I’ll start off by admitting that I’m not usually one to consume hard seltzers, so when I picked up this offering from Flying Monkeys by mistake, it had been placed in the IPA section at my local LCBO.

Given their trademark neon-acid-trip packaging, I can fully understand why it was lumped in with the other Flying Monkeys’ brews, but I guess I should have been wearing my reading glasses, or at least studying the can a little more carefully, as I think I can remember clocking that the alcohol was 5% and thinking “Hmmmm, well that’s definitely a lighter style of IPA”.

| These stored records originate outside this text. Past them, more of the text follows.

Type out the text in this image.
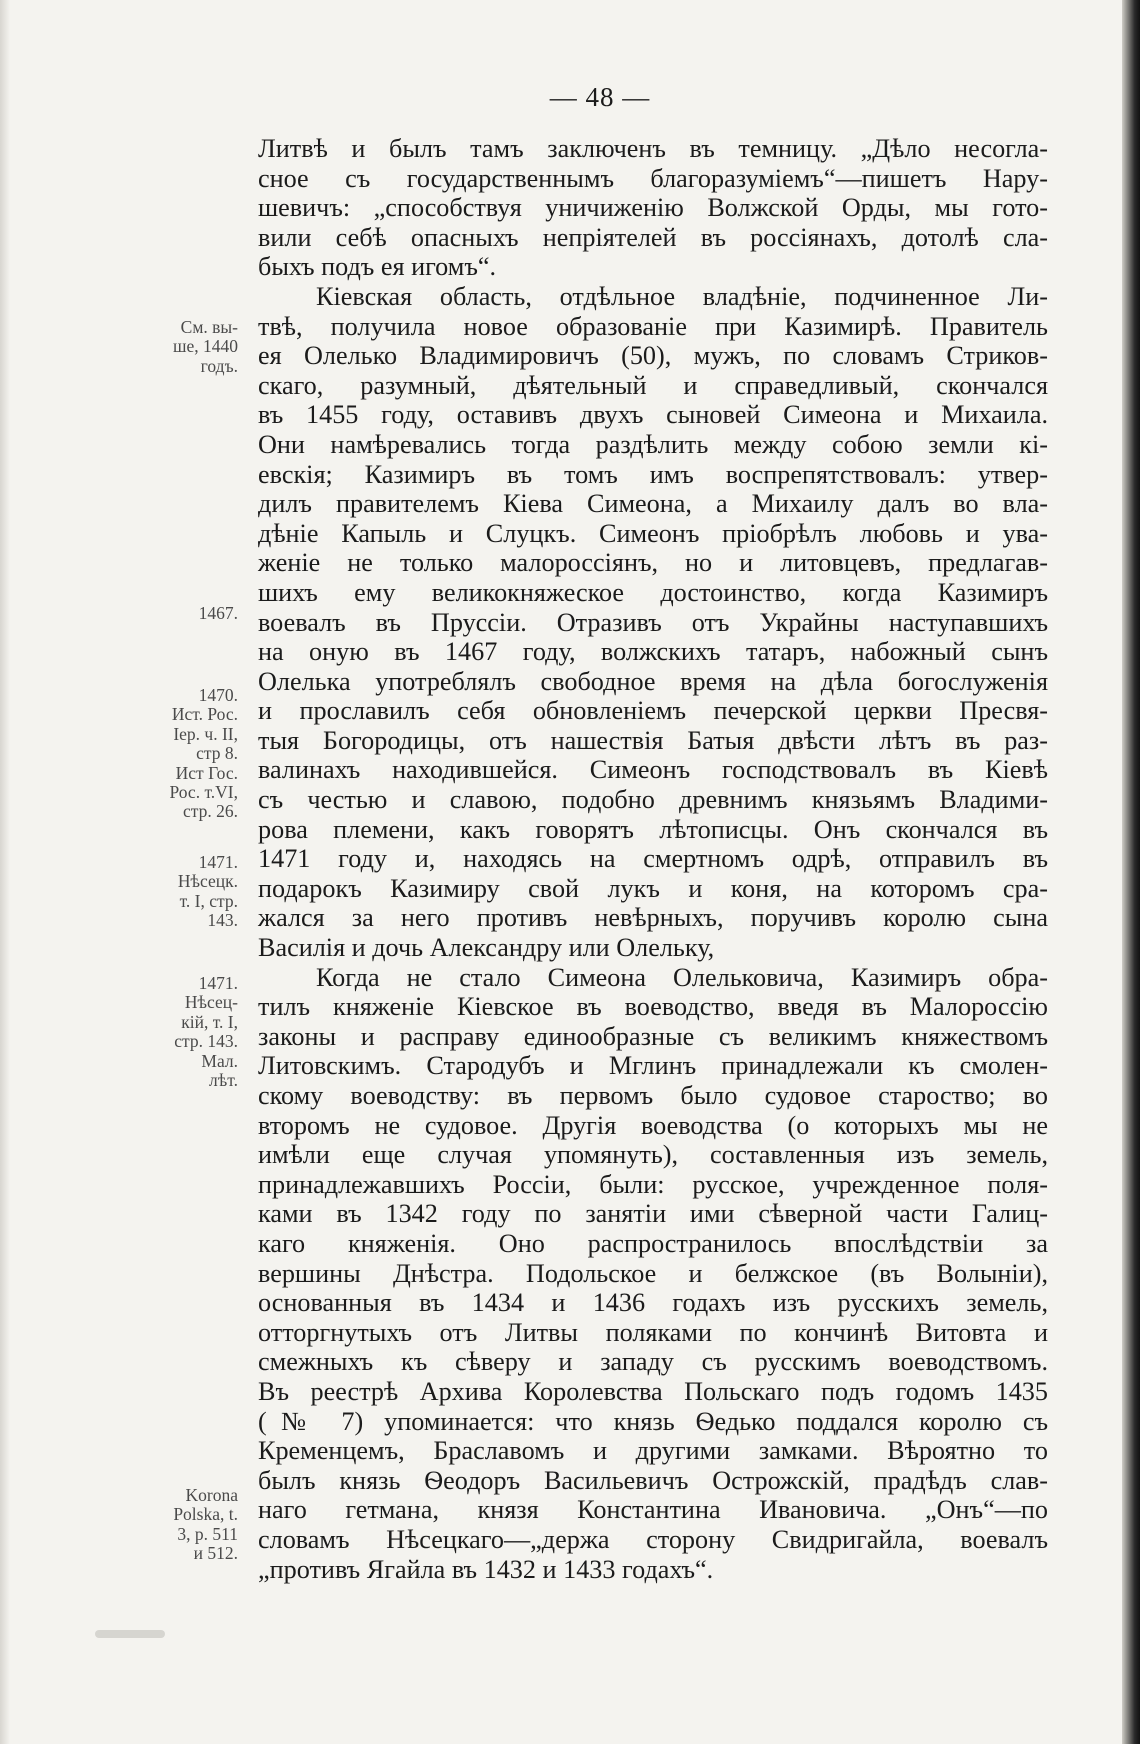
— 48 —

Литвѣ и былъ тамъ заключенъ въ темницу. „Дѣло несогла-
сное съ государственнымъ благоразуміемъ“—пишетъ Нару-
шевичъ: „способствуя уничиженію Волжской Орды, мы гото-
вили себѣ опасныхъ непріятелей въ россіянахъ, дотолѣ сла-
быхъ подъ ея игомъ“.

Кіевская область, отдѣльное владѣніе, подчиненное Ли-
твѣ, получила новое образованіе при Казимирѣ. Правитель
ея Олелько Владимировичъ (50), мужъ, по словамъ Стриков-
скаго, разумный, дѣятельный и справедливый, скончался
въ 1455 году, оставивъ двухъ сыновей Симеона и Михаила.
Они намѣревались тогда раздѣлить между собою земли кі-
евскія; Казимиръ въ томъ имъ воспрепятствовалъ: утвер-
дилъ правителемъ Кіева Симеона, а Михаилу далъ во вла-
дѣніе Капыль и Слуцкъ. Симеонъ пріобрѣлъ любовь и ува-
женіе не только малороссіянъ, но и литовцевъ, предлагав-
шихъ ему великокняжеское достоинство, когда Казимиръ
воевалъ въ Пруссіи. Отразивъ отъ Украйны наступавшихъ
на оную въ 1467 году, волжскихъ татаръ, набожный сынъ
Олелька употреблялъ свободное время на дѣла богослуженія
и прославилъ себя обновленіемъ печерской церкви Пресвя-
тыя Богородицы, отъ нашествія Батыя двѣсти лѣтъ въ раз-
валинахъ находившейся. Симеонъ господствовалъ въ Кіевѣ
съ честью и славою, подобно древнимъ князьямъ Владими-
рова племени, какъ говорятъ лѣтописцы. Онъ скончался въ
1471 году и, находясь на смертномъ одрѣ, отправилъ въ
подарокъ Казимиру свой лукъ и коня, на которомъ сра-
жался за него противъ невѣрныхъ, поручивъ королю сына
Василія и дочь Александру или Олельку,

Когда не стало Симеона Олельковича, Казимиръ обра-
тилъ княженіе Кіевское въ воеводство, введя въ Малороссію
законы и расправу единообразные съ великимъ княжествомъ
Литовскимъ. Стародубъ и Мглинъ принадлежали къ смолен-
скому воеводству: въ первомъ было судовое староство; во
второмъ не судовое. Другія воеводства (о которыхъ мы не
имѣли еще случая упомянуть), составленныя изъ земель,
принадлежавшихъ Россіи, были: русское, учрежденное поля-
ками въ 1342 году по занятіи ими сѣверной части Галиц-
каго княженія. Оно распространилось впослѣдствіи за
вершины Днѣстра. Подольское и белжское (въ Волыніи),
основанныя въ 1434 и 1436 годахъ изъ русскихъ земель,
отторгнутыхъ отъ Литвы поляками по кончинѣ Витовта и
смежныхъ къ сѣверу и западу съ русскимъ воеводствомъ.
Въ реестрѣ Архива Королевства Польскаго подъ годомъ 1435
(№ 7) упоминается: что князь Ѳедько поддался королю съ
Кременцемъ, Браславомъ и другими замками. Вѣроятно то
былъ князь Ѳеодоръ Васильевичъ Острожскій, прадѣдъ слав-
наго гетмана, князя Константина Ивановича. „Онъ“—по
словамъ Нѣсецкаго—„держа сторону Свидригайла, воевалъ
„противъ Ягайла въ 1432 и 1433 годахъ“.

См. вы-
ше, 1440
годъ.
1467.
1470.
Ист. Рос.
Іер. ч. II,
стр 8.
Ист Гос.
Рос. т.VI,
стр. 26.
1471.
Нѣсецк.
т. I, стр.
143.
1471.
Нѣсец-
кій, т. I,
стр. 143.
Мал.
лѣт.
Korona
Polska, t.
3, p. 511
и 512.
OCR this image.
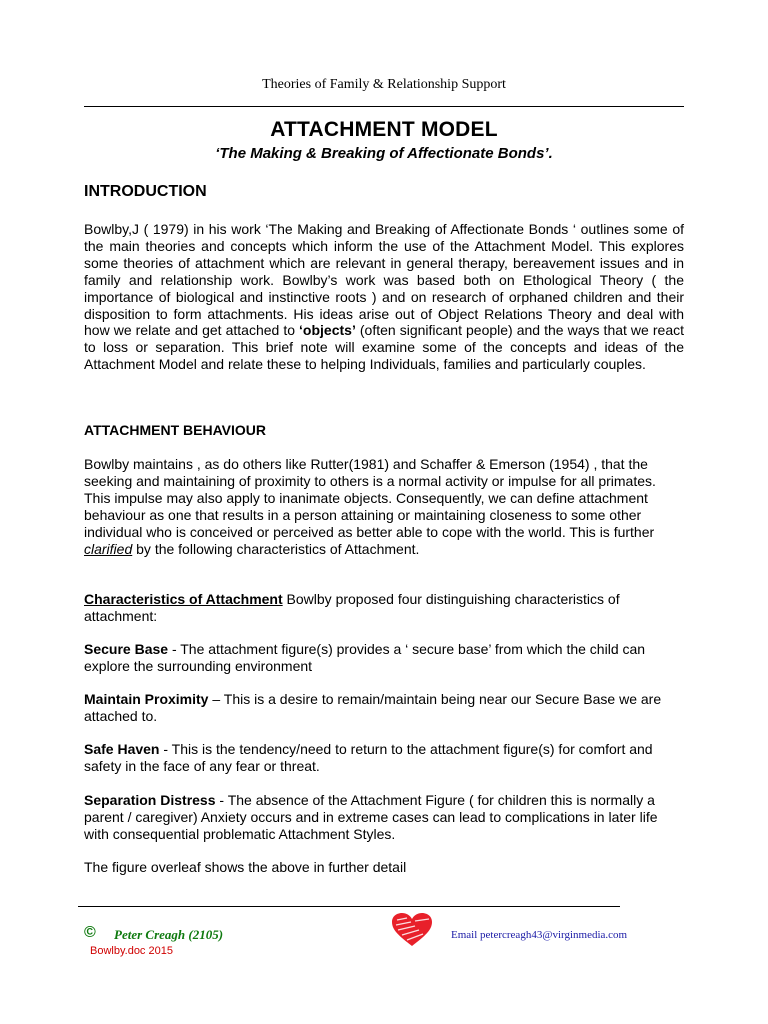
Theories of Family & Relationship Support
ATTACHMENT MODEL
‘The Making & Breaking of Affectionate Bonds’.
INTRODUCTION
Bowlby,J ( 1979) in his work ‘The Making and Breaking of Affectionate Bonds ‘ outlines some of the main theories and concepts which inform the use of the Attachment Model. This explores some theories of attachment which are relevant in general therapy, bereavement issues and in family and relationship work. Bowlby’s work was based both on Ethological Theory ( the importance of biological and instinctive roots ) and on research of orphaned children and their disposition to form attachments. His ideas arise out of Object Relations Theory and deal with how we relate and get attached to ‘objects’ (often significant people) and the ways that we react to loss or separation. This brief note will examine some of the concepts and ideas of the Attachment Model and relate these to helping Individuals, families and particularly couples.
ATTACHMENT BEHAVIOUR
Bowlby maintains , as do others like Rutter(1981) and Schaffer & Emerson (1954) , that the seeking and maintaining of proximity to others is a normal activity or impulse for all primates. This impulse may also apply to inanimate objects. Consequently, we can define attachment behaviour as one that results in a person attaining or maintaining closeness to some other individual who is conceived or perceived as better able to cope with the world. This is further clarified by the following characteristics of Attachment.
Characteristics of Attachment Bowlby proposed four distinguishing characteristics of attachment:
Secure Base - The attachment figure(s) provides a ‘ secure base’ from which the child can explore the surrounding environment
Maintain Proximity – This is a desire to remain/maintain being near our Secure Base we are attached to.
Safe Haven - This is the tendency/need to return to the attachment figure(s) for comfort and safety in the face of any fear or threat.
Separation Distress - The absence of the Attachment Figure ( for children this is normally a parent / caregiver) Anxiety occurs and in extreme cases can lead to complications in later life with consequential problematic Attachment Styles.
The figure overleaf shows the above in further detail
© Peter Creagh (2105)
Bowlby.doc 2015
Email petercreagh43@virginmedia.com
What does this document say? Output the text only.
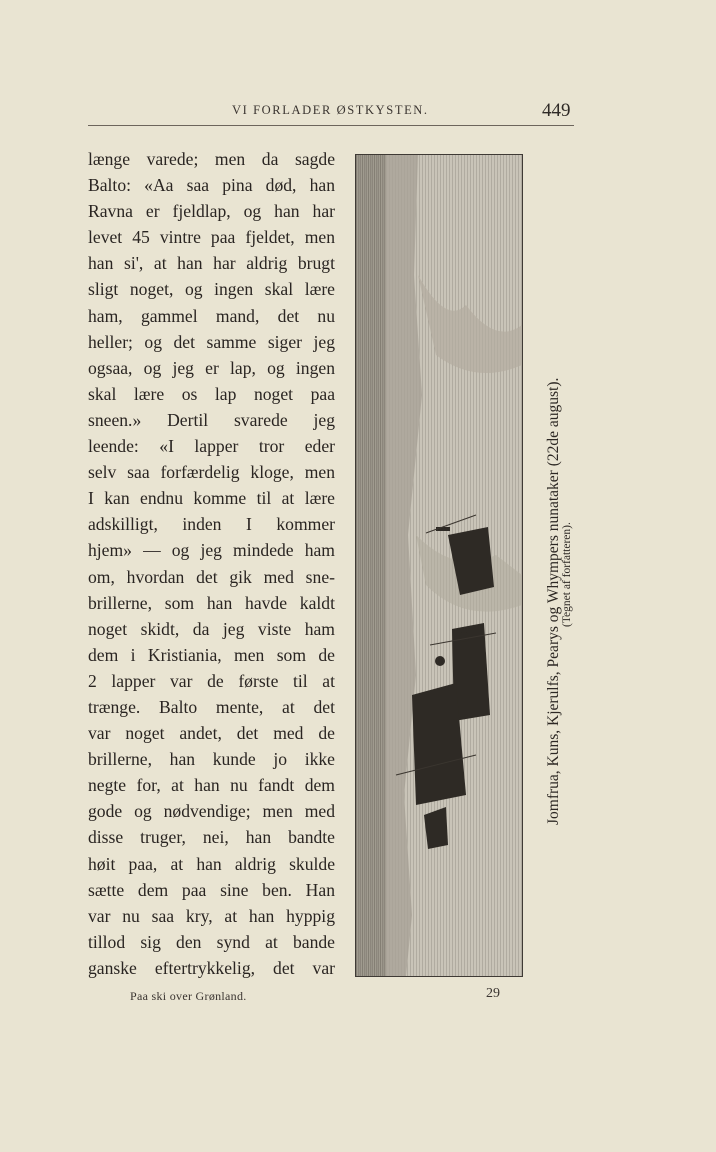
VI FORLADER ØSTKYSTEN.	449
længe varede; men da sagde
Balto: «Aa saa pina død, han
Ravna er fjeldlap, og han har
levet 45 vintre paa fjeldet, men
han si', at han har aldrig brugt
sligt noget, og ingen skal lære
ham, gammel mand, det nu
heller; og det samme siger jeg
ogsaa, og jeg er lap, og ingen
skal lære os lap noget paa
sneen.» Dertil svarede jeg
leende: «I lapper tror eder
selv saa forfærdelig kloge, men
I kan endnu komme til at lære
adskilligt, inden I kommer
hjem» — og jeg mindede ham
om, hvordan det gik med sne-
brillerne, som han havde kaldt
noget skidt, da jeg viste ham
dem i Kristiania, men som de
2 lapper var de første til at
trænge. Balto mente, at det
var noget andet, det med de
brillerne, han kunde jo ikke
negte for, at han nu fandt dem
gode og nødvendige; men med
disse truger, nei, han bandte
høit paa, at han aldrig skulde
sætte dem paa sine ben. Han
var nu saa kry, at han hyppig
tillod sig den synd at bande
ganske eftertrykkelig, det var
Jomfrua, Kuns, Kjerulfs, Pearys og Whympers nunataker (22de august). (Tegnet af forfatteren).
Paa ski over Grønland.	29
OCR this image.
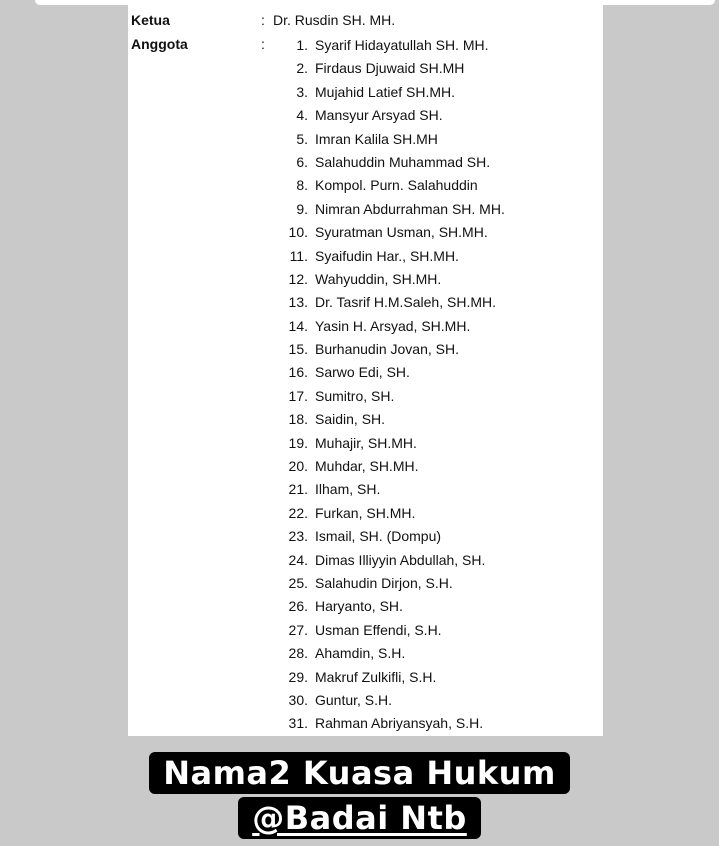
Ketua	: Dr. Rusdin SH. MH.
Anggota	:	1. Syarif Hidayatullah SH. MH.
2. Firdaus Djuwaid SH.MH
3. Mujahid Latief SH.MH.
4. Mansyur Arsyad SH.
5. Imran Kalila SH.MH
6. Salahuddin Muhammad SH.
8. Kompol. Purn. Salahuddin
9. Nimran Abdurrahman SH. MH.
10. Syuratman Usman, SH.MH.
11. Syaifudin Har., SH.MH.
12. Wahyuddin, SH.MH.
13. Dr. Tasrif H.M.Saleh, SH.MH.
14. Yasin H. Arsyad, SH.MH.
15. Burhanudin Jovan, SH.
16. Sarwo Edi, SH.
17. Sumitro, SH.
18. Saidin, SH.
19. Muhajir, SH.MH.
20. Muhdar, SH.MH.
21. Ilham, SH.
22. Furkan, SH.MH.
23. Ismail, SH. (Dompu)
24. Dimas Illiyyin Abdullah, SH.
25. Salahudin Dirjon, S.H.
26. Haryanto, SH.
27. Usman Effendi, S.H.
28. Ahamdin, S.H.
29. Makruf Zulkifli, S.H.
30. Guntur, S.H.
31. Rahman Abriyansyah, S.H.
Nama2 Kuasa Hukum
@Badai Ntb
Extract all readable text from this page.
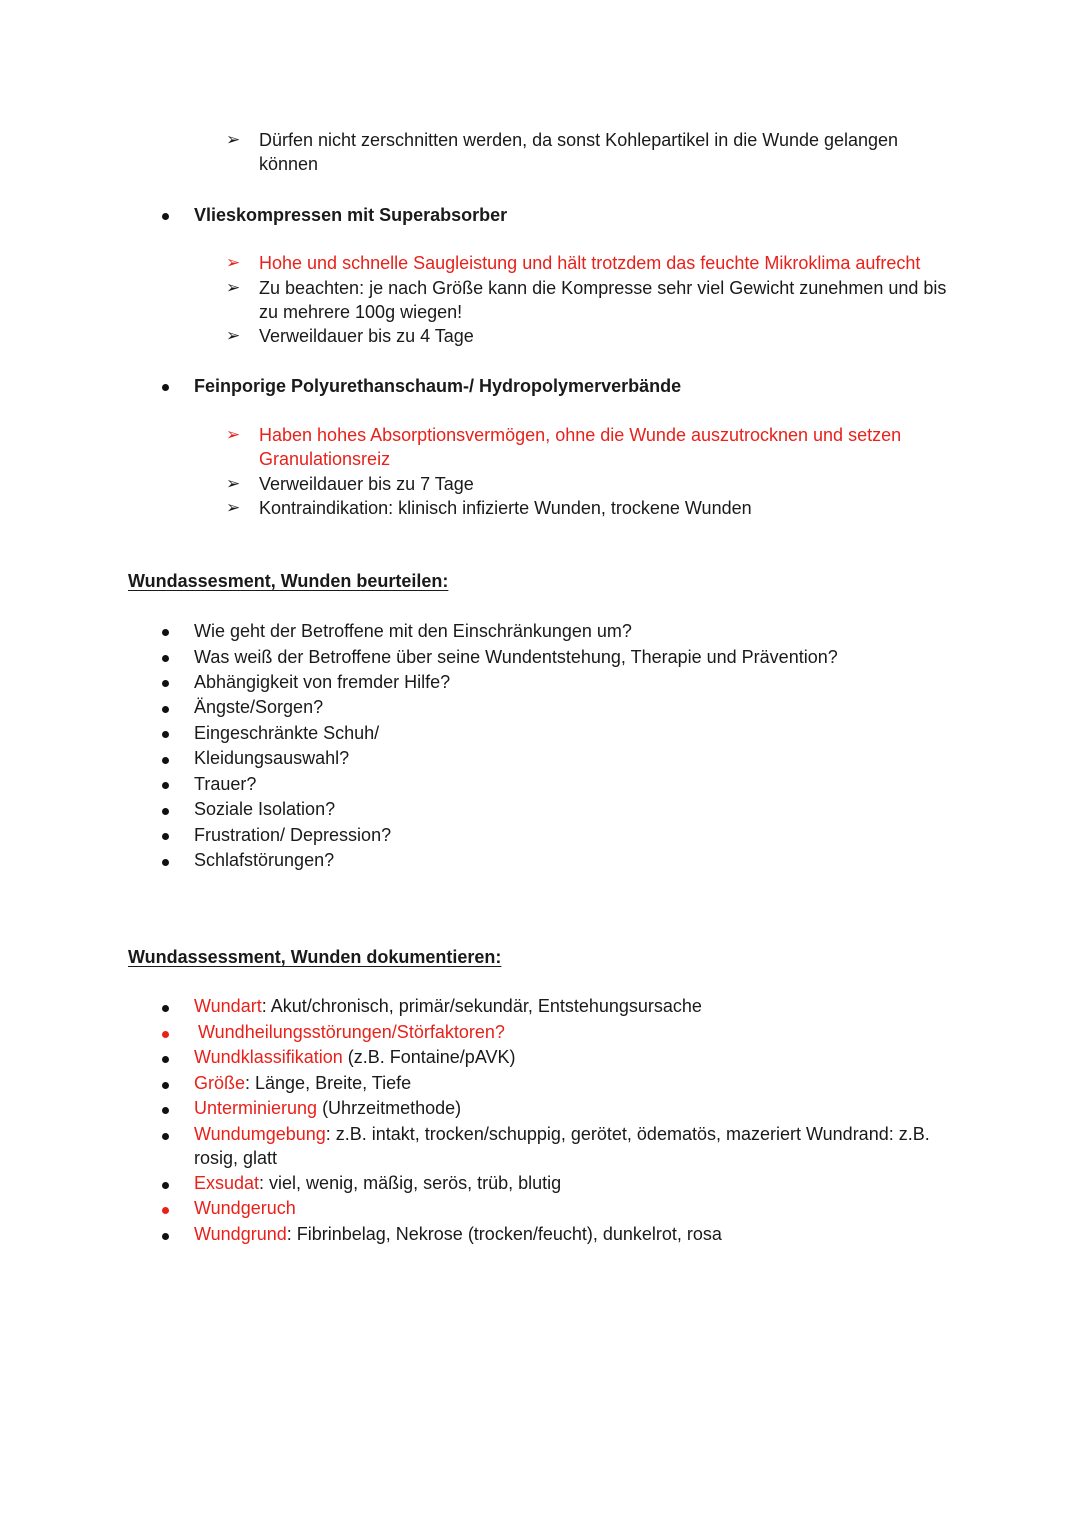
➢ Dürfen nicht zerschnitten werden, da sonst Kohlepartikel in die Wunde gelangen
können
Vlieskompressen mit Superabsorber
➢ Hohe und schnelle Saugleistung und hält trotzdem das feuchte Mikroklima aufrecht
➢ Zu beachten: je nach Größe kann die Kompresse sehr viel Gewicht zunehmen und bis
zu mehrere 100g wiegen!
➢ Verweildauer bis zu 4 Tage
Feinporige Polyurethanschaum-/ Hydropolymerverbände
➢ Haben hohes Absorptionsvermögen, ohne die Wunde auszutrocknen und setzen
Granulationsreiz
➢ Verweildauer bis zu 7 Tage
➢ Kontraindikation: klinisch infizierte Wunden, trockene Wunden
Wundassesment, Wunden beurteilen:
Wie geht der Betroffene mit den Einschränkungen um?
Was weiß der Betroffene über seine Wundentstehung, Therapie und Prävention?
Abhängigkeit von fremder Hilfe?
Ängste/Sorgen?
Eingeschränkte Schuh/
Kleidungsauswahl?
Trauer?
Soziale Isolation?
Frustration/ Depression?
Schlafstörungen?
Wundassessment, Wunden dokumentieren:
Wundart: Akut/chronisch, primär/sekundär, Entstehungsursache
Wundheilungsstörungen/Störfaktoren?
Wundklassifikation (z.B. Fontaine/pAVK)
Größe: Länge, Breite, Tiefe
Unterminierung (Uhrzeitmethode)
Wundumgebung: z.B. intakt, trocken/schuppig, gerötet, ödematös, mazeriert Wundrand: z.B.
rosig, glatt
Exsudat: viel, wenig, mäßig, serös, trüb, blutig
Wundgeruch
Wundgrund: Fibrinbelag, Nekrose (trocken/feucht), dunkelrot, rosa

So there I was, at home, relaxing after a full day staring at the screen, and I thought I’d relax and unwind with a new (to me), hoppy, mid-weight IPA, as I’m eternally optimistic in hoping that I’ll come across some new release from Flying Monkeys that piques my palate’s interest. I’ve certainly not been crazy about any of their recent releases, but hope springs eternal.

I gave the label a cursory scan, I recall contemplating that Tangerine Fuzz Machine made for a better name for an absolutely excellent guitar pedal than it does a beer. Again, I noted the 5% strength, and that certainly wouldn’t hit me too hard before I had to cook family dinner. Under Tangerine Fuzz Machine were the words “Tangerine . Peach . Yuzu”, and I thought “Hmmm, interesting way to describe the hop profile, I wonder what this one is all about…”.

How I didn’t see the words HARD SELTZER in admittedly large letters at the very top of the can is, to this day, beyond me, but I suppose that sometimes one sees what one wishes to see. It’s either that or I’m simply getting old.

As I poured the clear, carbonated beverage into my pint glass, I did a double take. When one is expecting to witness a hazy beer with a frothy head, seeing something akin to soda water is actually quite a shock.

Then the peach aromatic hit me.

Now, this wasn’t in the pleasant manner in which one often finds ripe peach notes in wine. This had about as much subtlety as an olfactory sledgehammer. Perhaps that’s what the demographic is after, as I’m sure Flying Monkeys put this through many a tasting panel/focus group before release, but all I can say is that it’s most certainly not for me. 

After some thought, I decided that it reminded me of the Marks & Spencer’s peach deodorant that I was rather partial to in my teen years; a high school girlfriend used to wear it, and there was little subtly to that particular bouquet back then either. I’d like to think that my tastes have refined a little since high school, as such a blatant olfactory assault does little for me these days.

I was looking for the tangerine and yuzu, and I guess there’s a little touch, maybe?

Still, I guess if you are looking for a whole whack of peaches in your 5% can of carbonated water, then this is surely the one for you.

And what with the arse falling out of the craft beer market, who can really blame Flying Monkeys for diversifying?

If you are looking for an IPA, then I’d strongly advise you to read the labels more closely than I did that day.